COMPOSITION DE LA COUR LORS DU DÉLIBÉRÉ :
— Michel BUSSIERE, président
— Agnès THAUNAT, conseiller
— Marie-Christine DE LA SALLE, conseiller
ARRÊT : CONTRADICTOIRE
Prononcé publiquement le 07 Mars 2016 par mise à disposition de l’arrêt au greffe de la Cour, les parties en ayant été préalablement avisées dans les conditions prévues à l’article 450 alinéa 2 du code de procédure civile ;
Signé par Michel BUSSIERE, Président et par Sophie MASCRIER, Greffier auquel la minute de la décision a été remise par le magistrat signataire.
********************
Madame E D a été embauchée initialement à compter du 7 janvier 2008 dans le cadre d’une mission intérimaire en qualité de chargée de recouvrement, puis par contrat de travail à durée indéterminée en date du 1er août 2008 en qualité de conseillère technique junior, par la société INTRUM JUSTITIA spécialisée dans le domaine de recouvrement de créances.

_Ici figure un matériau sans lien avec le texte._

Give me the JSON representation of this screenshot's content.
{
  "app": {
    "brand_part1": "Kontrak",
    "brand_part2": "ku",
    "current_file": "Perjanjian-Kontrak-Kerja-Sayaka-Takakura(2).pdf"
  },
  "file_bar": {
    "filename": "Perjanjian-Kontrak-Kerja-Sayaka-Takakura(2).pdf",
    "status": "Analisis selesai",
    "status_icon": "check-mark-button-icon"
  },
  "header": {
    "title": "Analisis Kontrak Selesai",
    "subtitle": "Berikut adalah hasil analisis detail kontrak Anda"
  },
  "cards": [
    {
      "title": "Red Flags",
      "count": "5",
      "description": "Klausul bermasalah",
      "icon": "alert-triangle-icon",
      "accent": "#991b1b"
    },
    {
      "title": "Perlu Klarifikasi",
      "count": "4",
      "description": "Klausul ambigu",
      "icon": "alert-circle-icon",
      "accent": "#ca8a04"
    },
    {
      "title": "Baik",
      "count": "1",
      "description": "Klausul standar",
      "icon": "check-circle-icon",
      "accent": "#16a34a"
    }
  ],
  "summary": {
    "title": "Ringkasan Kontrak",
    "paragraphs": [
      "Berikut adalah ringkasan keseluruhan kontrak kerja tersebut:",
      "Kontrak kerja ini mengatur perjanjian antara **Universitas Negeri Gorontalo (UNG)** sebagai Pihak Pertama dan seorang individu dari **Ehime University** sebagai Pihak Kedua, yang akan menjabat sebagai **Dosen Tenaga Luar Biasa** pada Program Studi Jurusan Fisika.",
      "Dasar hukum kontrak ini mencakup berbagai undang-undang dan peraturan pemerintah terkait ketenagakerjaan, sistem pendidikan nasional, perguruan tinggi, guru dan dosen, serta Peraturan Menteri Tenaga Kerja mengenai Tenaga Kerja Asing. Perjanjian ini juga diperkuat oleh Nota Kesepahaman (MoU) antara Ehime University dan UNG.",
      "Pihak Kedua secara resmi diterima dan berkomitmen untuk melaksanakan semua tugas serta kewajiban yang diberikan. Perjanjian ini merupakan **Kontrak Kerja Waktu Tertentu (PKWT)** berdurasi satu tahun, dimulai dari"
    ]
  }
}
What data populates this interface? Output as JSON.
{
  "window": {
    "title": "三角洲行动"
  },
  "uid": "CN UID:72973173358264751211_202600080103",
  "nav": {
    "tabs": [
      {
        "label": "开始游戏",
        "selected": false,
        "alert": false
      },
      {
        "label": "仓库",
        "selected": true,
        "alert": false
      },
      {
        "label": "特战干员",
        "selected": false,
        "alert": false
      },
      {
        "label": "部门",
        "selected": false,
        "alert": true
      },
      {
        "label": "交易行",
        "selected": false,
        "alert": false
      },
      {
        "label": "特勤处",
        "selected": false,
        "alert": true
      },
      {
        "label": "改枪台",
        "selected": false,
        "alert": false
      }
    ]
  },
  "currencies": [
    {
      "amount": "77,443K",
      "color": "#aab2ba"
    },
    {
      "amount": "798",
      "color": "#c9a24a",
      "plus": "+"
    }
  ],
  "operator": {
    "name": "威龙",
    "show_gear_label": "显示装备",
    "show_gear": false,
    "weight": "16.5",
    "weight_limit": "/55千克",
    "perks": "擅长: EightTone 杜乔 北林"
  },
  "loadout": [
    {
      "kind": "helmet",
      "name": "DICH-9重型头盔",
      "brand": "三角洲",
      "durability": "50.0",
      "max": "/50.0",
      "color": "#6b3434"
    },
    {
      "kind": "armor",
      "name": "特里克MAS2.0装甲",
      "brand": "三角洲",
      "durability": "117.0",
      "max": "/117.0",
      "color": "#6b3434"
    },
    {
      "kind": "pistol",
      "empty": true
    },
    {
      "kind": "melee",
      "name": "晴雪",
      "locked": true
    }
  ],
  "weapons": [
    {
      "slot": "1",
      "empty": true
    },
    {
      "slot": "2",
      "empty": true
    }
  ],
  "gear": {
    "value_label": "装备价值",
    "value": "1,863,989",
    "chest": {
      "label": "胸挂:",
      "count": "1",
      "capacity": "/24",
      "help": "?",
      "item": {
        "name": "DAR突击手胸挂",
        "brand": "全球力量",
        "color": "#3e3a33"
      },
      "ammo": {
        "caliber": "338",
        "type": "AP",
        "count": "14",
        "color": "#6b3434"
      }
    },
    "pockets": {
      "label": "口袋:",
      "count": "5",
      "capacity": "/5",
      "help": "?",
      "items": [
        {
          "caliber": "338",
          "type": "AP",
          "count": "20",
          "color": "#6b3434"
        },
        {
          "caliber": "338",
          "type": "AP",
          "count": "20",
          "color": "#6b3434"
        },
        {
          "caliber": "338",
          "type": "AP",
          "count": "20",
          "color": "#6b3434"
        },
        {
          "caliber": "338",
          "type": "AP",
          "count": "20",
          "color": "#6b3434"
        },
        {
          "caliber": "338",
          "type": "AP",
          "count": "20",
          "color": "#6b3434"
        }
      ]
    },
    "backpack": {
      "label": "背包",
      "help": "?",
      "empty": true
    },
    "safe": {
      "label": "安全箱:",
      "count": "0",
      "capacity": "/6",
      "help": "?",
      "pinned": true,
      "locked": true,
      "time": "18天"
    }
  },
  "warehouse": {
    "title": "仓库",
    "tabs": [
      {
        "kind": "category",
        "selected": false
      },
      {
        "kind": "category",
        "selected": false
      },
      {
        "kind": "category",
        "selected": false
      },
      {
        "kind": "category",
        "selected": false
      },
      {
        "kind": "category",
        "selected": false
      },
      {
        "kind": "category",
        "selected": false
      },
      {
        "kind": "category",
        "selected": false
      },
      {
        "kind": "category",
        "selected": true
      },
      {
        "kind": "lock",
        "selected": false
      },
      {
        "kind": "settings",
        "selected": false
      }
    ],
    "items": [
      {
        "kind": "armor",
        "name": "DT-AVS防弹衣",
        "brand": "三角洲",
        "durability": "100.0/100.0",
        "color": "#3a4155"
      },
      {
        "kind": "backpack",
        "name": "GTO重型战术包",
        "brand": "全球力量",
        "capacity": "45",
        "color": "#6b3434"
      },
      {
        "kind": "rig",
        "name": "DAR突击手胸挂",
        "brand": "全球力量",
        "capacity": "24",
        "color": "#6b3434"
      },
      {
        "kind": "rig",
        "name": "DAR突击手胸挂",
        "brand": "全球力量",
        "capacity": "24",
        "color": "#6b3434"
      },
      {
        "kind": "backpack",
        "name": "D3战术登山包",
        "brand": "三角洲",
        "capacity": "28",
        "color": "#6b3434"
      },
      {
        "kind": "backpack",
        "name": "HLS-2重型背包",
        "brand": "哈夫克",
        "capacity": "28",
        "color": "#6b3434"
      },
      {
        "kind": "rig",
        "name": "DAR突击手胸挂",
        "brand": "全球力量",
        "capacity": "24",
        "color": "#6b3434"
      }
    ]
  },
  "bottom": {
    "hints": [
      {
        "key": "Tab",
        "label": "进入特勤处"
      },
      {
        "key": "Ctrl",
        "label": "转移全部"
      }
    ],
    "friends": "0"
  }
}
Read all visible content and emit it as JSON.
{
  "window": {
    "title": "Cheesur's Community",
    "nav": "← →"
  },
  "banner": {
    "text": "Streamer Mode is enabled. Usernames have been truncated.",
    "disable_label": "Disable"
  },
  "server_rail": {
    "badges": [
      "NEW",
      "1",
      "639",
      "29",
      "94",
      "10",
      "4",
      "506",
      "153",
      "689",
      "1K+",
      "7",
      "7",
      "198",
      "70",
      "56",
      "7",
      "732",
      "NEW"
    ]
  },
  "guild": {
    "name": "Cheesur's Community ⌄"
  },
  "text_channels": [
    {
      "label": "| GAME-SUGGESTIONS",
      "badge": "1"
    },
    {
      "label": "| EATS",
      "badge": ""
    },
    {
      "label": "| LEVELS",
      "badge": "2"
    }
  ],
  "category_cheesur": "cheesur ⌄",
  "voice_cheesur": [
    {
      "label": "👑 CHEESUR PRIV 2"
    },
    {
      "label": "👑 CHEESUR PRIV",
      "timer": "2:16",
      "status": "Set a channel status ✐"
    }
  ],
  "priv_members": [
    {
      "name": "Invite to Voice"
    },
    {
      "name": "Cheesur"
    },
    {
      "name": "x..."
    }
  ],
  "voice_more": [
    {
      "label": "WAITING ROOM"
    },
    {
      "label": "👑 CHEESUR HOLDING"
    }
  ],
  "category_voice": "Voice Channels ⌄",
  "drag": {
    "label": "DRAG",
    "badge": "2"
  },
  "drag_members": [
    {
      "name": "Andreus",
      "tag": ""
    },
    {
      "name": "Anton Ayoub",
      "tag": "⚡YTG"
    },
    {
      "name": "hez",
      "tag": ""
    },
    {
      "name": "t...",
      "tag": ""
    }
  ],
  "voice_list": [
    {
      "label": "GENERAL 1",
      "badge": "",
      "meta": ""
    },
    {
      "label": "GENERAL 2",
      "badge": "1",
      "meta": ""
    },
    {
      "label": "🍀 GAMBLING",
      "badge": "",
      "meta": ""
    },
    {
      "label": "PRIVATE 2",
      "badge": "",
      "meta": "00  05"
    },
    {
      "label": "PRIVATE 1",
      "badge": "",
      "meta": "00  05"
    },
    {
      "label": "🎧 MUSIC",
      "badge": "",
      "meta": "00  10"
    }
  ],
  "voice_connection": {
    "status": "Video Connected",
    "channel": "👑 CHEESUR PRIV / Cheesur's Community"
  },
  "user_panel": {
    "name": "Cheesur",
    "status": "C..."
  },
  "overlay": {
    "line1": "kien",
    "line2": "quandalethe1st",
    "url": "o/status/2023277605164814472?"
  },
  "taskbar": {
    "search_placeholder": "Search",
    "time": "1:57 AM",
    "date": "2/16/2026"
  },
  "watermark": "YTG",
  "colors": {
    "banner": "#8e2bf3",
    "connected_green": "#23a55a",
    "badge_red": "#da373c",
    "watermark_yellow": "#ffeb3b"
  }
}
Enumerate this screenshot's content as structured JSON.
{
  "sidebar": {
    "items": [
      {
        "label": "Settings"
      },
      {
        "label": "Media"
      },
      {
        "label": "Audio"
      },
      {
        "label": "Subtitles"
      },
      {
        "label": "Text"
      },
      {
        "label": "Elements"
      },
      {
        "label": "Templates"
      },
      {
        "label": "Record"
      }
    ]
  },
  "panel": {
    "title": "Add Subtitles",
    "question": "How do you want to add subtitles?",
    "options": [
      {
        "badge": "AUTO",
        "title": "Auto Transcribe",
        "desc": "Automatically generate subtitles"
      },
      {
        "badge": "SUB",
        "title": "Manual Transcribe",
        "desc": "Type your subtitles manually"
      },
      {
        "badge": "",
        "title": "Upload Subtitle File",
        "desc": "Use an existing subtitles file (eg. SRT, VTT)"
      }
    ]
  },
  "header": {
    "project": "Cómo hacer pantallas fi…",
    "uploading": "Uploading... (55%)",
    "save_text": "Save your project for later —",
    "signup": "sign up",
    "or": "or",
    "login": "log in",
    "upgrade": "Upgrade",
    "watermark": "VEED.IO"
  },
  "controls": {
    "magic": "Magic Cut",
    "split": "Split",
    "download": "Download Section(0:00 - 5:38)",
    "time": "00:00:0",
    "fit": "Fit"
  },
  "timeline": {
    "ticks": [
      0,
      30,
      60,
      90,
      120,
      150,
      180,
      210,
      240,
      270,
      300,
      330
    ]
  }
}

Au dernier état de sa collaboration, elle percevait un salaire moyen de 1.942,91 euros.
Elle prétend qu’en dépit de l’excellence de son travail et de ses résultats constamment salués par ses supérieurs hiérarchiques, ses conditions de travail se seraient progressivement détériorées au cours de l’année 2009 en raison des pressions exercées par ses supérieurs hiérarchiques à l’origine de la dégradation de son état de santé.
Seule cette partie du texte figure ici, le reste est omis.